O Alasca pode ser mais agressivo
Fleck, JF & Souza, F: Conexão Anticâncer 26 (11), 2018
Dados da International Agency for Research on Cancer (IARC) apontam o câncer de próstata como a neoplasia maligna mais prevalente no homem. Este dado reflete sua alta incidência mundial (ASR = 29.3), associada a um menor índice de mortalidade (ASR = 7.6) causado pelo predomínio de um comportamento biológico indolente. Trata-se de um tumor da terceira idade, pois três quartos dos casos são diagnosticados acima dos 65 anos. A despeito do comportamento indolente, um expressivo número de pacientes abre o diagnóstico de câncer de próstata expressando comprometimento linfonodal (12%) ou doença metastática (5%), circunstância que lhe confere uma expectativa de sobrevida mediana em 5 anos de 30%.

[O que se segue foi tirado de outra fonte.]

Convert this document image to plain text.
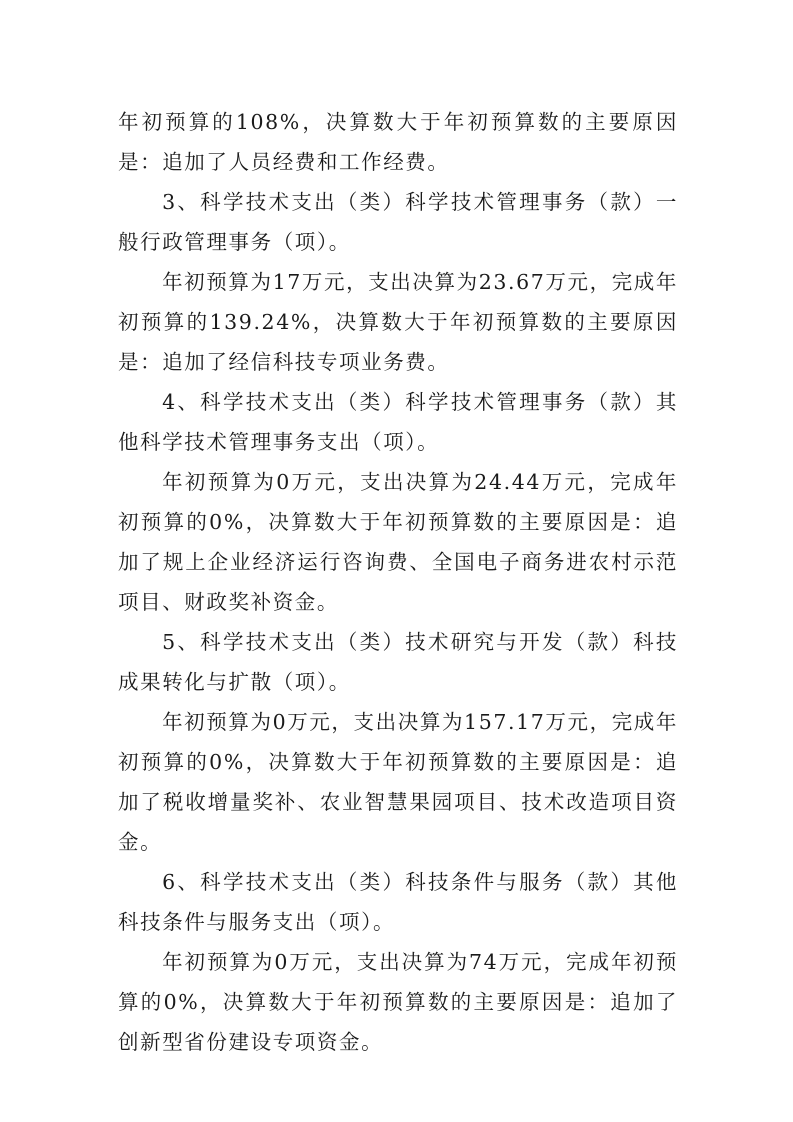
年初预算的108%，决算数大于年初预算数的主要原因是：追加了人员经费和工作经费。

3、科学技术支出（类）科学技术管理事务（款）一般行政管理事务（项）。

年初预算为17万元，支出决算为23.67万元，完成年初预算的139.24%，决算数大于年初预算数的主要原因是：追加了经信科技专项业务费。

4、科学技术支出（类）科学技术管理事务（款）其他科学技术管理事务支出（项）。

年初预算为0万元，支出决算为24.44万元，完成年初预算的0%，决算数大于年初预算数的主要原因是：追加了规上企业经济运行咨询费、全国电子商务进农村示范项目、财政奖补资金。

5、科学技术支出（类）技术研究与开发（款）科技成果转化与扩散（项）。

年初预算为0万元，支出决算为157.17万元，完成年初预算的0%，决算数大于年初预算数的主要原因是：追加了税收增量奖补、农业智慧果园项目、技术改造项目资金。

6、科学技术支出（类）科技条件与服务（款）其他科技条件与服务支出（项）。

年初预算为0万元，支出决算为74万元，完成年初预算的0%，决算数大于年初预算数的主要原因是：追加了创新型省份建设专项资金。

Até recentemente, o tratamento do câncer de próstata metastático era exclusivamente sistêmico, composto primariamente por deprivação androgênica associada à quimioterapia com docetaxel. A radioterapia ficava reservada para eventual paliação de sintomas. Todavia, modelos experimentais suportavam um racional para o uso de irradiação dirigida ao tumor primário. Visando impactar em sobrevida global, foi desenhado o braço H do estudo multicêntrico britânico STAMPEDE. Um total de 2061 pacientes diagnosticados com carcinoma de próstata metastático foram distribuídos aleatoriamente para tratamento sistêmico exclusivo (grupo controle) ou tratamento sistêmico + radioterapia dirigida ao tumor primário (RT-TP). Foram utilizados dois programas de radioterapia: Frações semanais de 6 Gy / 6 semanas, totalizando 36 Gy ou 20 frações diárias de 2.75 Gy / 4 semanas, totalizando 55 Gy. Contrário a hipótese alternativa, a RT-TP não alterou a sobrevida global (HR 0.92 p=0.266). Todavia, em análise exploratória, foi possível identificar que o subgrupo de baixa carga metastática (< 4 metástases ósseas restritas ao esqueleto axilar e/ou comprometimento linfonodal), correspondente a 40% da amostra, apresentava benefício em sobrevida global com o uso de RT-TP (HR 0.68 p = 0.007). O benefício incluía ambos os programas de RT-TP, cuja baixa toxicidade aguda e tardia, permitiu estabelecer um novo standard de tratamento, restrito a este subgrupo específico. Persiste a dúvida sobre a dose de RT-TP utilizada, que fica bem aquém do programa com intensão curativa usualmente utilizado (60 Gy em 20 frações / 4 semanas). A decisão pelo uso de menor intensidade de dose foi arbitrária e sustentada na suposta melhor tolerância.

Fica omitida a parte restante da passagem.